Argentina erra ao ideologizar dívida externa
É
de fato falho um sistema no qual uma sentença da Justiça de um estado
nacional interfere na renegociação entre países e credores
O Globo
A
decisão da Justiça americana favorável a dois fundos especializados em
títulos podres levou a Argentina à beira de uma nova moratória — também
devido à reação da Casa Rosada. E abriu um perigoso precedente: se
renegociações de dívida externa, multilaterais, podem ser revistas pela
Justiça de um estado nacional, passa a haver enorme insegurança no
mercado de dívidas soberanas. Daí a preocupação manifestada por Casa
Branca, FMI, França, Brasil e outros diante da situação da Argentina.
Questões
relativas a dívidas soberanas são tratadas em tribunais de Nova York
e/ou Londres, a depender de entendimento prévio. O caso argentino leva
especialistas a defender a criação de um mecanismo internacional para
questões de reestruturação da dívida, algo também defendido por Buenos
Aires. É um caminho que merece atenção.
O problema da Argentina
se agrava com o comportamento do governo kirchnerista. Em reunião sobre o
assunto na OEA, tanto o chanceler Timerman quanto o ministro da
Economia Kicillof insistiram que o país só negociará com os fundos nas
mesmas condições das reestruturações da dívida de 2005 e 2010, que
tiveram a adesão de 92,4% dos credores. Ora, isso significa não querer
negociação, e sem estar numa posição de força.
As agruras de
agora ainda são reflexo da moratória de 2001, quando o país afundou numa
das crises mais sérias de sua história, com hiperinflação e cinco
presidentes em uma semana. Quando alguém finalmente conseguiu se firmar
no poder, era Néstor Kirchner. E logo se conheceu seu estilo arrogante e
populista. Ele ditou as regras da renegociação, com um deságio de 70%
do valor dos papéis. Pressionados, 92,4% dos credores aceitaram. Alguns
fundos compraram títulos argentinos dos credores, com enorme deságio,
ficaram de fora do acordo, e entraram na Justiça americana reclamando
seus direitos. É do jogo, e Buenos Aires perdeu. Ao governo Cristina
Kircher só resta a alternativa de negociar imediata e intensivamente com
fundos, credores, com o juiz americano e com o mediador nomeado por
ele.
Mas, ao contrário, o que se vê é o governo argentino, de
pedigree chavista, politizando o problema. Envia emissários à ONU e à
OEA para discursos exaltados e estimula passeatas de protesto em Buenos
Aires. Na OEA, foi aprovada declaração de apoio aos esforços argentinos,
apresentada por Brasil e Uruguai.
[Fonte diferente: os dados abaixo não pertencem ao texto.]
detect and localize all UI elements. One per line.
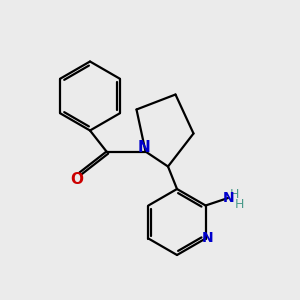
Text: N: N: [138, 140, 150, 155]
Text: H: H: [230, 188, 239, 201]
Text: N: N: [201, 232, 213, 245]
Text: H: H: [235, 198, 244, 212]
Text: O: O: [70, 172, 84, 187]
Text: N: N: [223, 191, 235, 205]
Os EUA, porém, fizeram a ressalva de
que não a apoiariam, pois a questão está no Judiciário, o poder é
independente.
O Brasil, que agiu de forma diferente da Argentina,
negociando em todas as instâncias com sucesso, deveria assessorar
melhor o vizinho. Deve-se mesmo construir uma fórmula para que, no
futuro, países endividados não venham a ser encurralados por uma minoria
de credores nos tribunais de um país. Mas, antes, é preciso apoiar as
negociações sérias, e não pajelanças de cunho ideológico. As tentativas
de se promover um levante contra a comunidade financeira internacional
só levam a Argentina, mais e mais, ao isolamento.